I say lets give it a go and that way you save your $ or at least you can sell it easier if its fixed .We could make it better than it was before ....seriously !
Get er fixed and filled...times a wasting ....


----------



## Aquaman (Apr 21, 2010)

oops double post


----------



## m_class2g (Apr 21, 2010)

thanks!!! if it can be fixed that would be great for the buyer.

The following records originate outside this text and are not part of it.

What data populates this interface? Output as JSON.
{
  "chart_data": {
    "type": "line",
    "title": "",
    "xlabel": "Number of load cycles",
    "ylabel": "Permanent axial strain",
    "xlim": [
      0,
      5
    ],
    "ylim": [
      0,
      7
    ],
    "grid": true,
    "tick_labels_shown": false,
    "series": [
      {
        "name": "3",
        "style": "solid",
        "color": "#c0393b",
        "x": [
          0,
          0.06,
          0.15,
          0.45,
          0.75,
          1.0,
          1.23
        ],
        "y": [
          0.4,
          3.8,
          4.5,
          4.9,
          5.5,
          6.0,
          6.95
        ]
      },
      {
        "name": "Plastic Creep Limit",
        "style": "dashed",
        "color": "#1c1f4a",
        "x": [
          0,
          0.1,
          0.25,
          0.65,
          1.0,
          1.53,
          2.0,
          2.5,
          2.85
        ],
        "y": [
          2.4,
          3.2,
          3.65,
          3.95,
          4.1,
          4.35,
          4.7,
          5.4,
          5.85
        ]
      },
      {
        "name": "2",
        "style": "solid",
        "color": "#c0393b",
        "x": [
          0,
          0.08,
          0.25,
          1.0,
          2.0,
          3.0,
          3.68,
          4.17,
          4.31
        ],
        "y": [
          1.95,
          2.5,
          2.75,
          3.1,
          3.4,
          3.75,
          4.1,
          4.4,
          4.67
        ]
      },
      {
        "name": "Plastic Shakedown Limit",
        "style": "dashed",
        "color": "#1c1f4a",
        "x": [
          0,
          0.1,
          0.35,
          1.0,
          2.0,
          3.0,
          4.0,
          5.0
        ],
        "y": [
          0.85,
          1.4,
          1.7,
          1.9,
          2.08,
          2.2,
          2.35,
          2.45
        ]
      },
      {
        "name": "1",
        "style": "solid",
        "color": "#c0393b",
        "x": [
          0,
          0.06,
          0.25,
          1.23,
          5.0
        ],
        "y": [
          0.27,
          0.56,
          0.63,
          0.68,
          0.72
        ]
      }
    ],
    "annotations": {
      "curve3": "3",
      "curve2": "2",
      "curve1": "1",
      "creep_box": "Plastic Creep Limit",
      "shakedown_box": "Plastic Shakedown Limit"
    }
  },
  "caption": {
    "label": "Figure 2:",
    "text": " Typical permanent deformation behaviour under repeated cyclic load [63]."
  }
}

i just ordered a new tank and it should be here in about 3 weeks. i want this thing GONE!!!


----------



## m_class2g (Apr 21, 2010)

to the top!


----------



## m_class2g (Apr 21, 2010)

SOLD. Thanks!!!


----------



## gklaw (May 31, 2010)

Congrat to you and the buyer. For a moment, you got my head spinning around my house for a spot :lol:


----------



## m_class2g (Apr 21, 2010)

gklaw said:


> Congrat to you and the buyer. For a moment, you got my head spinning around my house for a spot :lol:


lol its a good deal! now to get my new one to setup. hope round 2 will be a smooth sailing!


----------



## gklaw (May 31, 2010)

I understand why you want to get rid of it to erase the bad memory. Shame on Tenecor !

Hope round 2 is smooth as silk for you.

Now, who is the lucky guy / gal ?


----------



## m_class2g (Apr 21, 2010)

gklaw said:


> I understand why you want to get rid of it to erase the bad memory. Shame on Tenecor !
> 
> Hope round 2 is smooth as silk for you.
> 
> Now, who is the lucky guy / gal ?


its exactly that. bad memories. lol

tanks being shipped to alberta on monday. didnt stay local.


----------



## gklaw (May 31, 2010)

Now shame on BC hobbyists to miss the awesome deal. Time to get back to my old trade - I need a new house :lol: Absolutely nowhere to fit that tank


----------